Stanley’s statement also reads “There ARE individuals who as adults may decide reassignment is their needed choice but turning this into a game or parents normalizing it as some sort of natural alternative or believing that because a little boy likes to play dress up in his sister’s clothes or a girl in her brother’s, we should lead them steps further down a path that’s far from the innocence of what they are doing.” I will just reiterate that as parents who support their Transgender children, we are not leading them down a path far from innocence. This again implies some perversion and is misleading. It is obvious that the perverted minds are those that imagine that gender identity is combined with sexuality yet people like Stanley can make money off of sexualizing teen girls in the KISS song Christine Sixteen; but that’s okay as long as they aren’t Trans, right? Wrong! As parents, allies, Queer and Trans folk, we must stand up against statements like these and use this opportunity to properly educate those who seem to be very confused and obviously think that they’re incapable of harm.

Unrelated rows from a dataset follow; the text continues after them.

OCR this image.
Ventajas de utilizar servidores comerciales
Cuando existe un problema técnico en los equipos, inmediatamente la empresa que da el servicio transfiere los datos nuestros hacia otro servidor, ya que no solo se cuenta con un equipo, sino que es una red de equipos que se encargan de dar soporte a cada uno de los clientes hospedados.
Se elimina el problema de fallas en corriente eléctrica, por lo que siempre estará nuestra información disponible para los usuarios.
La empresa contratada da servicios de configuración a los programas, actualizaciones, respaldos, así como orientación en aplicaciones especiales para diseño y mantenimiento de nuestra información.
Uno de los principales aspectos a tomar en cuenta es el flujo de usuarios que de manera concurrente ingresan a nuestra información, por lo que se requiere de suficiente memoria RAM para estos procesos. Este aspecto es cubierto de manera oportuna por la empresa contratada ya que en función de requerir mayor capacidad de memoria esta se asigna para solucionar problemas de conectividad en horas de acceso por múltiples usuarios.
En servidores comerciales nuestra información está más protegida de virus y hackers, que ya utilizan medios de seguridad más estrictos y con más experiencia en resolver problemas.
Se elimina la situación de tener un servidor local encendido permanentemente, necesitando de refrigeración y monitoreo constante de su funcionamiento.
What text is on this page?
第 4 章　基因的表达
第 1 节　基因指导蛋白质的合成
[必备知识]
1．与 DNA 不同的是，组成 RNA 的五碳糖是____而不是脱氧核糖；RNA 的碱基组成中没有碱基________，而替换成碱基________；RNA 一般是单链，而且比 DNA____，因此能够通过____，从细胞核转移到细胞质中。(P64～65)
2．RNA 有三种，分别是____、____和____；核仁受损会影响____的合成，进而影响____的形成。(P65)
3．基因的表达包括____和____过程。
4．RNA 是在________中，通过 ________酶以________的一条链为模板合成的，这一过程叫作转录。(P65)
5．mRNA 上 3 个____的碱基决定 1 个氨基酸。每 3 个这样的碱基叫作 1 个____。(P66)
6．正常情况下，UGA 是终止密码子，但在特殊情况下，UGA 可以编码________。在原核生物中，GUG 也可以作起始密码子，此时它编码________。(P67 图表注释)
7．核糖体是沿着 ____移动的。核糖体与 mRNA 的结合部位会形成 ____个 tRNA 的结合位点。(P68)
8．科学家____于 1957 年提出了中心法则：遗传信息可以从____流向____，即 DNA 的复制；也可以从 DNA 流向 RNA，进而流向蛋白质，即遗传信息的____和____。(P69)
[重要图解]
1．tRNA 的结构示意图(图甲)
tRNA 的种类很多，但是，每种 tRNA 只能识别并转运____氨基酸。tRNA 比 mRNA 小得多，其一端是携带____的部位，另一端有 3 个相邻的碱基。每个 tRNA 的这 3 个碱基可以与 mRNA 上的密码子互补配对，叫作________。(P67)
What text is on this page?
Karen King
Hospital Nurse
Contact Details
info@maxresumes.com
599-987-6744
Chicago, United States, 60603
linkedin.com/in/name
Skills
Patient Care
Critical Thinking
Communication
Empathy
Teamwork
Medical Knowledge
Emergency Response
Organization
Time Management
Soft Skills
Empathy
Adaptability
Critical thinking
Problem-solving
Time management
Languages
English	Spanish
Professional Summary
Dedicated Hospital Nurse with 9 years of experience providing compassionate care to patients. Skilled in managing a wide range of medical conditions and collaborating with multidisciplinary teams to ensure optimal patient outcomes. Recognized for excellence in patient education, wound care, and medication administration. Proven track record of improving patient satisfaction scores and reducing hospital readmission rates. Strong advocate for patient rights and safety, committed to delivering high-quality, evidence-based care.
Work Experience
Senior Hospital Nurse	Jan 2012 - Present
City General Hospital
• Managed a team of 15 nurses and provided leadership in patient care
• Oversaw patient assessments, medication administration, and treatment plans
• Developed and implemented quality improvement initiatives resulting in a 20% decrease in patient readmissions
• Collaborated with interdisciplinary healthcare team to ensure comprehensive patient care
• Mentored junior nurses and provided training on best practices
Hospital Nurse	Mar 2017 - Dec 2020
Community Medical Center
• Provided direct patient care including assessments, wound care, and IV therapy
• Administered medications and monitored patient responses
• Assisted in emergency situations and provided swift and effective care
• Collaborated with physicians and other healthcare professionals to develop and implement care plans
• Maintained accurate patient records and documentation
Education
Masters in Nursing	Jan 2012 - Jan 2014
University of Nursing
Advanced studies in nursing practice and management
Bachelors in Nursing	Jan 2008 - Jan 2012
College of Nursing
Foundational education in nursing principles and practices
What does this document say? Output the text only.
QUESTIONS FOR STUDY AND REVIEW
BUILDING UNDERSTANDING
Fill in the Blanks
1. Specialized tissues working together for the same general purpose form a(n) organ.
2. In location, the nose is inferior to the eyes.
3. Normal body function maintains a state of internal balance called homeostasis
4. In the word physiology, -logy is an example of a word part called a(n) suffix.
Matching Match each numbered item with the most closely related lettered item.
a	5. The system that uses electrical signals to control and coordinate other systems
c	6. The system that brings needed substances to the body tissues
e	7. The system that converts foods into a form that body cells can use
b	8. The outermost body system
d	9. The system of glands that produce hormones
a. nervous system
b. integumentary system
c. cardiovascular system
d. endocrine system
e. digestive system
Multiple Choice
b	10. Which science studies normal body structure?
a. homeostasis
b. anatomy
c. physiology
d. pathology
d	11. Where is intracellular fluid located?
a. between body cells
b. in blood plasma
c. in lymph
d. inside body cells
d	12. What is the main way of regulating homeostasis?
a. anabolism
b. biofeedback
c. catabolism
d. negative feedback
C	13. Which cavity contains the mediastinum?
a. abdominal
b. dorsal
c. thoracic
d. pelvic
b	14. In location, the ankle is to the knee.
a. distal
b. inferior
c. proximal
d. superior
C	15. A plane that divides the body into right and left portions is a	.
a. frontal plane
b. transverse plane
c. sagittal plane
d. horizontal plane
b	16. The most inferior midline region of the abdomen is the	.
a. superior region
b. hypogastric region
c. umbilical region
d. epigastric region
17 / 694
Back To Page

Keep supporting your babies and extend your hugs to Trans youth who don’t have the support they need and deserve at home. There is nothing wrong with using the affirming pronouns and supporting our children’s gender expression, and if that leads to a continued desire to live in a body that matches a child’s identity then any medical decisions should be and only be between the youth, their doctors, and a supportive parent, not at the hands of right-wing conservative politicians nor perverted rockstars.